第九講 予想貸借対照表|その他項目の扱い
借入金・社債の予想
借入金や社債についても、原則は期中の増減で考えます。
- 期首借入金 + 借入 - 返済 = 期末借入金
現金がカツカツな企業は別として、どれくらい借り入れるかは第三者の視点で推測するのは難しいので、実務上は変動しないと考えることも多いです。
- 期末借入金 = 期首借入金
借入金という比較的重要な項目を横置きすることが多いのは、割引キャッシュフロー法(DCF法)の価値算定結果に影響を与えないからです。

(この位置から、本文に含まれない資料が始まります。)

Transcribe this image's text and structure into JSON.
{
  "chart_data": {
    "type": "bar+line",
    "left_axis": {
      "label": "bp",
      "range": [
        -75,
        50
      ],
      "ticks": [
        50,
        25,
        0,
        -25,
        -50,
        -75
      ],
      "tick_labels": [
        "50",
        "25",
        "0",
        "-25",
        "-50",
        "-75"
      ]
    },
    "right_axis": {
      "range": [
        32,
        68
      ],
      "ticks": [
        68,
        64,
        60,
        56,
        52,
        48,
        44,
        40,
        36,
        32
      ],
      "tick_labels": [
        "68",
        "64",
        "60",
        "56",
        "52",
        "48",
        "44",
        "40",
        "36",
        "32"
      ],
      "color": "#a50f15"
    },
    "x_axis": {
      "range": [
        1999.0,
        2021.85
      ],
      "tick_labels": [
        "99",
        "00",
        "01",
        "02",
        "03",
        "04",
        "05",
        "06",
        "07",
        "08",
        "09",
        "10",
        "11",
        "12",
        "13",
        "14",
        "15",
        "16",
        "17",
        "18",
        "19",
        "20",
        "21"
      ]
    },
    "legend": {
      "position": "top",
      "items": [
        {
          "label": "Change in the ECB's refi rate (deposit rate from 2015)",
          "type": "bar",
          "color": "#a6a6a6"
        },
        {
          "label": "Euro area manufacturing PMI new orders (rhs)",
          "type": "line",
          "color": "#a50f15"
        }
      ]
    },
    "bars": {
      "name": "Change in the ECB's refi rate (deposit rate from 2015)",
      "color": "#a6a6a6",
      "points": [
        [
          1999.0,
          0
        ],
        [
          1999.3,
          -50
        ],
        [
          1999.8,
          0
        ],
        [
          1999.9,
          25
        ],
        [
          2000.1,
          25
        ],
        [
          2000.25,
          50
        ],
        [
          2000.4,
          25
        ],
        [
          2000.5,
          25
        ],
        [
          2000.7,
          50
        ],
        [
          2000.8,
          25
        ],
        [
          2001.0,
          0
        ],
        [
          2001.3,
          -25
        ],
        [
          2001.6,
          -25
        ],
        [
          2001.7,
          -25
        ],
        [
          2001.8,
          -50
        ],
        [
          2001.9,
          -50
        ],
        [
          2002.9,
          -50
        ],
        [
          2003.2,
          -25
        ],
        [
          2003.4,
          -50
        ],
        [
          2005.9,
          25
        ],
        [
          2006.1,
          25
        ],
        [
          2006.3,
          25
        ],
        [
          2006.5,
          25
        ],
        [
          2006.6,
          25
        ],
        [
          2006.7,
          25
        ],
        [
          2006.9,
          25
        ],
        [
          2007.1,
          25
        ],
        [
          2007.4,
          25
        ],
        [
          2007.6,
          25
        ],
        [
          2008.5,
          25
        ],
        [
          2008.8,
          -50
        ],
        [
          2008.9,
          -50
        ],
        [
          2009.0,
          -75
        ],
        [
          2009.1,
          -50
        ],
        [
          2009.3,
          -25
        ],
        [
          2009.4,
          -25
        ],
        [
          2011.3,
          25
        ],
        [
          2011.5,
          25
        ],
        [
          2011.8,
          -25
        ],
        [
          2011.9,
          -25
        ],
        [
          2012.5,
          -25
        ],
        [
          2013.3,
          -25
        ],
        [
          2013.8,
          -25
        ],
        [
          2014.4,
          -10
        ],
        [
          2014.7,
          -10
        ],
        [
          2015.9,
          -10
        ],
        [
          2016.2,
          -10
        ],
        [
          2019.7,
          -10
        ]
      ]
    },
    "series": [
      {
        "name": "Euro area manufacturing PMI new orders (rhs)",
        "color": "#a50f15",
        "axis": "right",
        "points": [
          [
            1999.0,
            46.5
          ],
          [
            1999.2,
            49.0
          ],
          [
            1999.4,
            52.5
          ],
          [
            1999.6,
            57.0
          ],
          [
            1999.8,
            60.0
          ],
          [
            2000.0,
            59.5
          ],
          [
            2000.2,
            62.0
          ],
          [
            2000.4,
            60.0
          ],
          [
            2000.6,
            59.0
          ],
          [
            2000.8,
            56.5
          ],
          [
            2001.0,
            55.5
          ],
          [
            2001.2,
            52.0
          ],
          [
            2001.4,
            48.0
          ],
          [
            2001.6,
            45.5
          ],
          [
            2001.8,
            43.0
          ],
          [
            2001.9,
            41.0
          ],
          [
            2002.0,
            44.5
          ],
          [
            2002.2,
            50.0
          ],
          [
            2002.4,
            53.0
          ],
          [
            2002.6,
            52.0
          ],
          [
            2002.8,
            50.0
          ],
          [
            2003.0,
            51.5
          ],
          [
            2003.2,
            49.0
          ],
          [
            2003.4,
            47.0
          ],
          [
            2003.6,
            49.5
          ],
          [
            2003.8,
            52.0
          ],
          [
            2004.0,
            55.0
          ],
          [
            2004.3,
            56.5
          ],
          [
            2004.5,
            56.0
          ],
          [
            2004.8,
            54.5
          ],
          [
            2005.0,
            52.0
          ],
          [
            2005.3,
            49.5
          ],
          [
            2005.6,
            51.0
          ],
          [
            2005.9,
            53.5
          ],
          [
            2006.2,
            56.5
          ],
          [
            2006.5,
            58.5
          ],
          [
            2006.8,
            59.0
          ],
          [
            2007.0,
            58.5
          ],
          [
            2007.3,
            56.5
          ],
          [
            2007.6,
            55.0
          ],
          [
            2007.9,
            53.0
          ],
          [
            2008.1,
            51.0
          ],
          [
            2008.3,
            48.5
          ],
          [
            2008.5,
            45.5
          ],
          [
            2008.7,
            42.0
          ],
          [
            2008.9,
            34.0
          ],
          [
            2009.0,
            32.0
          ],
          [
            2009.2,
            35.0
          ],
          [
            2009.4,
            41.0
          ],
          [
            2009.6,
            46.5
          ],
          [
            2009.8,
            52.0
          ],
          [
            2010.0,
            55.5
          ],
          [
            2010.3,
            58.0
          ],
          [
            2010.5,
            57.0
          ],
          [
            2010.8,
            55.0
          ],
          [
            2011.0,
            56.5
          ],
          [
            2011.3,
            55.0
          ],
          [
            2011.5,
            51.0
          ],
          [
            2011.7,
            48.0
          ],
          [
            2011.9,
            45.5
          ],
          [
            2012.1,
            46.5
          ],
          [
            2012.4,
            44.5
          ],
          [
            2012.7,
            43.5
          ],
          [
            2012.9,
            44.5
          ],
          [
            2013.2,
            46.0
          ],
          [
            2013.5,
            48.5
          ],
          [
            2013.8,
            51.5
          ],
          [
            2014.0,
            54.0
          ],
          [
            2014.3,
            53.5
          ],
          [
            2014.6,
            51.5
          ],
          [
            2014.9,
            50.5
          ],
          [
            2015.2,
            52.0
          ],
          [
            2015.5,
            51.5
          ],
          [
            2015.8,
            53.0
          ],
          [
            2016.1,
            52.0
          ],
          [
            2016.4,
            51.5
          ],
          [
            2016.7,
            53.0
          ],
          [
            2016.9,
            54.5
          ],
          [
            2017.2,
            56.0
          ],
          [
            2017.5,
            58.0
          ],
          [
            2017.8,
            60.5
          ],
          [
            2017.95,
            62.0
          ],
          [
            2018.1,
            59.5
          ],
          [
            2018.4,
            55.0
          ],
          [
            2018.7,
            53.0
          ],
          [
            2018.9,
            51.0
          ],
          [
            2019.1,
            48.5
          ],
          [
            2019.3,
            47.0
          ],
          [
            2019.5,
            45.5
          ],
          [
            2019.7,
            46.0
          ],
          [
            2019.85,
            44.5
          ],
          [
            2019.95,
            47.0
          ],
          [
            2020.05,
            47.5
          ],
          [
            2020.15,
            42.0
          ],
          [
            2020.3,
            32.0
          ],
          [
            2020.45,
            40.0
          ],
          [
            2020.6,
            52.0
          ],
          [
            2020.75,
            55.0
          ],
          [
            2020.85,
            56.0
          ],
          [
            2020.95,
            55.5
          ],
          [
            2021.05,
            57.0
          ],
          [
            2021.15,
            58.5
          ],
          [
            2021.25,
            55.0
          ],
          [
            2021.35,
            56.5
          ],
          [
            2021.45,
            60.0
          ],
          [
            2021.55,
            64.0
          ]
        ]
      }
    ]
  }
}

この点については今後の講義で解説するので、現時点で理解しておく必要はありません。
予想しないことに対して不安がある方は、DCF法で必要にならないからだと理解しておいていただければ十分でしょう。
利益剰余金の予想
利益剰余金は期中の増減で考えます。
原則論ではなく、まず間違いなくそうします。
- 期首利益剰余金 + 純利益 - 配当 = 期末利益剰余金
利益剰余金の期中の増減で考えるのは、そうしないとキャッシュフロー計算がうまく行えないからです。
配当は、純利益に連動すると考えるのが自然です。
純利益に対する配当金の割合を配当性向といいます。
- 配当 = 純利益 × 配当性向
資本金・資本剰余金
資本金や資本剰余金は、変化しないと考えるのが一般的です。
増資が決まっている場合などは扱いが難しいですが、将来の増資を仮定してモデルを組むことまずありません。
その他の資産・負債
その他の項目については、売上高に連動させるか変化しないと仮定することが多いです。
もちろん、金額が大きく重要だと思われる項目については、切り出して予想するのが良いでしょう。
- 期末その他流動資産 = 売上高 × 売上高に対する割合
- 期末その他流動資産 = 期首その他流動資産
その他の項目は雑多な資産や負債の合計値ですから、どう予想すべきか自体が明確ではありません。
もし売上高に連動させるのであれば、資産も負債も連動させるのが自然でしょう。
一方で、もし売上高に連動させないのであれば、資産も負債も連動させないのが自然でしょう。
どちらかに統一されていれば問題はないと思います。